By Kori Schake, a fellow at the Hoover Institution, is the author of “State of Disrepair,” which is about strengthening American diplomacy, and co-author of the study, “National Defense in a Time of Change.”
In the near term, the threats to our interests are numerous small-scale contingencies against militaries not our equal but with pockets of high-tech or disruptive capabilities, like nuclear weapons, cyber or accurate ballistic missiles. In the longer term, there is the potential for China to become a military threat that could challenge us across the military spectrum.
A redesigned military should not be saddled with the dysfunctional weapons acquisition system and unnecessary basing structure it is laboring under.
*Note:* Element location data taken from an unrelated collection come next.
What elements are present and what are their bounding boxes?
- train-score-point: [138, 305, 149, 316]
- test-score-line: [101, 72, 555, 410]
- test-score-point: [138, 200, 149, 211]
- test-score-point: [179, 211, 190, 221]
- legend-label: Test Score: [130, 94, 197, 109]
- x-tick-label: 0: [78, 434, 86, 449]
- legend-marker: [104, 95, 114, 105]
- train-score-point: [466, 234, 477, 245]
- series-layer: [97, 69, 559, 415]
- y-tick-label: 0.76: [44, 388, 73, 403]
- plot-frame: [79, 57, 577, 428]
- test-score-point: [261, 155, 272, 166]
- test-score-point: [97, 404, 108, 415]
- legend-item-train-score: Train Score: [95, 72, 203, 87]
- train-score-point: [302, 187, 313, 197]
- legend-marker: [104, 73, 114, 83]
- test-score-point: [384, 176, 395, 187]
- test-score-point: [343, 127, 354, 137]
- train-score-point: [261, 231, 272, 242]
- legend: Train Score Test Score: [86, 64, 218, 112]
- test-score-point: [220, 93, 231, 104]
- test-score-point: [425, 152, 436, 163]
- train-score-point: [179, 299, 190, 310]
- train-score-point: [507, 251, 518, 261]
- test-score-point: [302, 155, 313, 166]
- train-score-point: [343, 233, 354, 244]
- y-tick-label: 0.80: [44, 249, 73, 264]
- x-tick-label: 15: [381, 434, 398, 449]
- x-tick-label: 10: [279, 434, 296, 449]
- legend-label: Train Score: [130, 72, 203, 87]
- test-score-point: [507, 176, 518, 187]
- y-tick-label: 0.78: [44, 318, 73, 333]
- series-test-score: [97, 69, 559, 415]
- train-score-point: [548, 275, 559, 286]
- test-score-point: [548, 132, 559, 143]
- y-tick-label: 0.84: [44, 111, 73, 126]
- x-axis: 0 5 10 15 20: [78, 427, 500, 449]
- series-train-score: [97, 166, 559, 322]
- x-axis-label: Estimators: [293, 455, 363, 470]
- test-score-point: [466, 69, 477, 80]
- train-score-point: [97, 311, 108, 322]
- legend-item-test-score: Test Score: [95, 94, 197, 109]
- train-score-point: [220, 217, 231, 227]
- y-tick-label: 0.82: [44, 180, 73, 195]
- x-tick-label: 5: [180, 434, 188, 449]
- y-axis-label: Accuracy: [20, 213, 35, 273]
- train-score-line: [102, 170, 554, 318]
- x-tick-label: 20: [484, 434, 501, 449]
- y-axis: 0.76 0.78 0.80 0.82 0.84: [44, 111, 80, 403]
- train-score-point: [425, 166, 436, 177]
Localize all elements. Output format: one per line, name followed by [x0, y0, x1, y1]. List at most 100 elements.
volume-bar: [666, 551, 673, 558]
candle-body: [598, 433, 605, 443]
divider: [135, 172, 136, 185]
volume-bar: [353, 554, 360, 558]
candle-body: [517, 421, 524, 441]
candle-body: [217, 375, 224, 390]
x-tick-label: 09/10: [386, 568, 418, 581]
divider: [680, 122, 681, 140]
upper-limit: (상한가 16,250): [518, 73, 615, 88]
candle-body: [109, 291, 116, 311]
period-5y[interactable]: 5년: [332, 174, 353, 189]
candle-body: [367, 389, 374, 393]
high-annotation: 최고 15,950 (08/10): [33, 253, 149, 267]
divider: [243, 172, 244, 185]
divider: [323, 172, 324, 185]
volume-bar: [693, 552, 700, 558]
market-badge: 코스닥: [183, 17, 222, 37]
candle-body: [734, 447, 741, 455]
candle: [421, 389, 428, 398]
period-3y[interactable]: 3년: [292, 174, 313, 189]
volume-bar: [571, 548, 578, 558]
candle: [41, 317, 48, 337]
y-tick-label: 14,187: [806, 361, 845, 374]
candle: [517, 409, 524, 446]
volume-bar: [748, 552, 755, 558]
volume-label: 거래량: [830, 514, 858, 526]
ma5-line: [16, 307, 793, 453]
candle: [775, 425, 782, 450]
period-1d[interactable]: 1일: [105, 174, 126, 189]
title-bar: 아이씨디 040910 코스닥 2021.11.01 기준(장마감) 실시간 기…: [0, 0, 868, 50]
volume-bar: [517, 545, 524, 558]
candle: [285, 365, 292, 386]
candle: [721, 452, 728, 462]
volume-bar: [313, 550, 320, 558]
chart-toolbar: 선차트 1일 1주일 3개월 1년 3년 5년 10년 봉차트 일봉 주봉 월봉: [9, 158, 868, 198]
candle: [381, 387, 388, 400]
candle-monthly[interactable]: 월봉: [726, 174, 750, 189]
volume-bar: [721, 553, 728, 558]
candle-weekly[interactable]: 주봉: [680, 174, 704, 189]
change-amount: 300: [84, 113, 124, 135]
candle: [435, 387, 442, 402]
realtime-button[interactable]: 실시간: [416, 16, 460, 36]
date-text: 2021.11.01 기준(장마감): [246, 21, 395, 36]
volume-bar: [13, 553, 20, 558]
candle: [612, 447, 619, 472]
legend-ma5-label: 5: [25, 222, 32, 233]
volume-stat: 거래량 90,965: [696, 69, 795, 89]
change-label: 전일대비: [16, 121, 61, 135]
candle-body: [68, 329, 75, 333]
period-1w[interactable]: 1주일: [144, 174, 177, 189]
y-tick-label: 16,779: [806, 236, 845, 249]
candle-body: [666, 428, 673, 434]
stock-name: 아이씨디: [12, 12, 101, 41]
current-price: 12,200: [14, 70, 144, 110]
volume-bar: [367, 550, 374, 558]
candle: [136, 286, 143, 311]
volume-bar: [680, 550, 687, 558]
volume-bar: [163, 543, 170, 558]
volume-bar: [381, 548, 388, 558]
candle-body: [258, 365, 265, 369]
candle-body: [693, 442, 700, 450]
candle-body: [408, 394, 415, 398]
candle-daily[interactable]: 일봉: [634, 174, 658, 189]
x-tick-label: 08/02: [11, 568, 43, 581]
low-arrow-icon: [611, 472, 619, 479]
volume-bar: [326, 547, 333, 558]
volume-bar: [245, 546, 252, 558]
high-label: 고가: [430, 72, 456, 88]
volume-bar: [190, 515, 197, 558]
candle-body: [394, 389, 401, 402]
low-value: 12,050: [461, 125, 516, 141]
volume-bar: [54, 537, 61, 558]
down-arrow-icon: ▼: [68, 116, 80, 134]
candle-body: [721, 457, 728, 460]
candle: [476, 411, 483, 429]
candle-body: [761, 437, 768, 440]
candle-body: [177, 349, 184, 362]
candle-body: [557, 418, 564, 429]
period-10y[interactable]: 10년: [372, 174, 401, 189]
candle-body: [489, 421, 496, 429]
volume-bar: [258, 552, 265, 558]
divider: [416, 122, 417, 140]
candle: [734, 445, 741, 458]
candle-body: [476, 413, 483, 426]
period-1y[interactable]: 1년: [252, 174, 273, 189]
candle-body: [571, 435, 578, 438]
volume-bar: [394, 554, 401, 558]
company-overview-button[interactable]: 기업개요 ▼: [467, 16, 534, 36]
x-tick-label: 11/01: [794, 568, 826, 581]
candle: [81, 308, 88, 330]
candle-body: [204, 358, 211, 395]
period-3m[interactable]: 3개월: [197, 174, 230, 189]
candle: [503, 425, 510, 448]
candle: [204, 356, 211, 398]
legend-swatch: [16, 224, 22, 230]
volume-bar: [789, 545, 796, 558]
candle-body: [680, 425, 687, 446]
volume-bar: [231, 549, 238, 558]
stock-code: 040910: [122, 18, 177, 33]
That argues for a military with the ability to quickly send small and highly trained forces into contested territory and adapt to the nature of each fight. It argues for continuing to explore ways to provide protection against ballistic missile and cyber attacks on our country and our allies. It argues for preserving and enhancing our own pockets of high-tech and disruptive capabilities, like persistent surveillance, cyber, precision stand-off strikes and rapid integration of intelligence into current operations. It argues for reducing our reliance on forward stationed forces, and the vulnerability of those forces to attack. And it argues that ground forces of the magnitude necessary for sustained land warfare or counter-insurgency could be shifted to the reserves.
Two things we would never, never do if we were designing our military from scratch would be to saddle it with the dysfunctional weapons acquisition system and unnecessary basing structure it is laboring under. The acquisition system results in weapons that are insufficiently innovative and too expensive — no actual business could stay in business if it were subject to the procedures the Congress imposes on the Department of Defense (and D.O.D. does itself no favors in the credibility department by being unable to pass a standard audit of its finances). Our military is also stuck paying for 30 percent more bases than it needs. Fixing those two elements of our military would free up more than enough money to buy the force we need within the Budget Control Act top line.